There is nothing particularly esoteric, subtle or even sophisticated about this poem. Sword just sees blood - no friend or enemy. The dead swordsman has picked up some of its character traits, and his shade is to some extent as amoral as his instrument: he wants it to go to someone who knows how to use it best. The human aspect is still there, in the form of xenophobia, which naturally a sword does'nt have and which was the motivation behind the dead swordsman's actions. "Its point was still turn'd to a flying foe" - even from the grave his ghost tries to smite at them.

Therefore, a sort of tormented soul: he equally wants to rest in peace and to that end have his sword at his side, and yet to be true to his own warrior code of conduct (which defines his being) he is still loyal to the cause he presumably died for, and would like to continue to be of some use in that effort. A sobering thought...

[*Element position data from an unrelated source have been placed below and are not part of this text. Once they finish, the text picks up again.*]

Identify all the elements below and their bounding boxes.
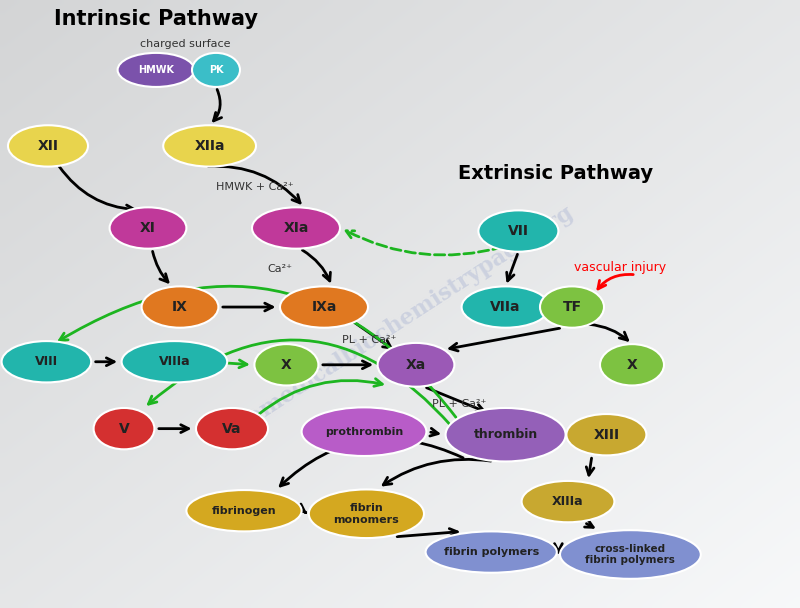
Ellipse shape (462, 286, 550, 328)
Text: Ca²⁺: Ca²⁺ (267, 264, 293, 274)
Ellipse shape (600, 344, 664, 385)
Ellipse shape (254, 344, 318, 385)
Text: fibrinogen: fibrinogen (212, 506, 276, 516)
Text: TF: TF (562, 300, 582, 314)
Ellipse shape (196, 408, 268, 449)
Text: PL + Ca²⁺: PL + Ca²⁺ (432, 399, 486, 409)
Ellipse shape (309, 489, 424, 538)
Ellipse shape (426, 531, 557, 573)
Text: fibrin polymers: fibrin polymers (443, 547, 539, 557)
Ellipse shape (560, 530, 701, 579)
Ellipse shape (118, 53, 194, 87)
Ellipse shape (8, 125, 88, 167)
Ellipse shape (566, 414, 646, 455)
Text: IX: IX (172, 300, 188, 314)
Ellipse shape (110, 207, 186, 249)
Text: XIa: XIa (283, 221, 309, 235)
Ellipse shape (522, 481, 614, 522)
Text: themedicalbiochemistrypage.org: themedicalbiochemistrypage.org (222, 201, 578, 443)
Text: XIII: XIII (594, 427, 619, 442)
Text: VII: VII (508, 224, 529, 238)
Text: XI: XI (140, 221, 156, 235)
Text: HMWK + Ca²⁺: HMWK + Ca²⁺ (215, 182, 294, 192)
Text: PK: PK (209, 65, 223, 75)
Text: Intrinsic Pathway: Intrinsic Pathway (54, 9, 258, 29)
Text: IXa: IXa (311, 300, 337, 314)
Text: XIIa: XIIa (194, 139, 225, 153)
Text: vascular injury: vascular injury (574, 261, 666, 274)
Ellipse shape (252, 207, 340, 249)
Text: Va: Va (222, 421, 242, 436)
Text: Extrinsic Pathway: Extrinsic Pathway (458, 164, 654, 183)
Ellipse shape (378, 343, 454, 387)
Text: Xa: Xa (406, 358, 426, 372)
Text: VIII: VIII (35, 355, 58, 368)
Text: X: X (281, 358, 292, 372)
Text: VIIIa: VIIIa (158, 355, 190, 368)
Text: VIIa: VIIa (490, 300, 521, 314)
Ellipse shape (122, 341, 227, 382)
Text: thrombin: thrombin (474, 428, 538, 441)
Text: XIIIa: XIIIa (552, 495, 584, 508)
Ellipse shape (478, 210, 558, 252)
Text: fibrin
monomers: fibrin monomers (334, 503, 399, 525)
Ellipse shape (280, 286, 368, 328)
Text: XII: XII (38, 139, 58, 153)
Ellipse shape (302, 407, 426, 456)
Text: V: V (118, 421, 130, 436)
Ellipse shape (540, 286, 604, 328)
Ellipse shape (142, 286, 218, 328)
Ellipse shape (186, 490, 302, 531)
Text: charged surface: charged surface (140, 40, 231, 49)
Ellipse shape (446, 408, 566, 461)
Text: HMWK: HMWK (138, 65, 174, 75)
Text: PL + Ca²⁺: PL + Ca²⁺ (342, 336, 397, 345)
Text: cross-linked
fibrin polymers: cross-linked fibrin polymers (586, 544, 675, 565)
Ellipse shape (163, 125, 256, 167)
Text: X: X (626, 358, 638, 372)
Text: prothrombin: prothrombin (325, 427, 403, 437)
Ellipse shape (94, 408, 154, 449)
Ellipse shape (2, 341, 91, 382)
Ellipse shape (192, 53, 240, 87)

Lay His Sword By His Side by Thomas Moore

Lay his sword by his side -- it hath served him too well

Not to rest near his pillow below;

To the last moment true, from his hand ere it fell,

Its point was still turn'd to a flying foe.

Fellow-labourers in life, let them slumber in death,

Side by side, as becomes the reposing brave --

That sword which he loved still unbroke in its sheath,

And himself unsubdued in his grave.

Yet pause -- for, in fancy, a still voice I hear,

As if breathed from his brave heart's remains; --

Faint echo of that which, in Slavery's ear,

Once sounded the war-word, "Burst your chains."

And it cries, from the grave where the hero lies deep,

"Though the day of your Chieftain for ever hath set,

Oh leave not his sword thus inglorious to sleep --

It hath victory's life in it yet!

"Should some alien, unworthy such weapon to wield,

Dare to touch thee, my own gallant sword,

Then rest in thy sheath, like a talisman seal'd,

Or return to the grave of thy chainless lord.

But, if grasp'd by a hand that hath learn'd the proud use

Of a falchion, like thee, on the battle-plain,

Then, at Liberty's summons, like lightning let loose,

Leap forth from thy dark sheath again!"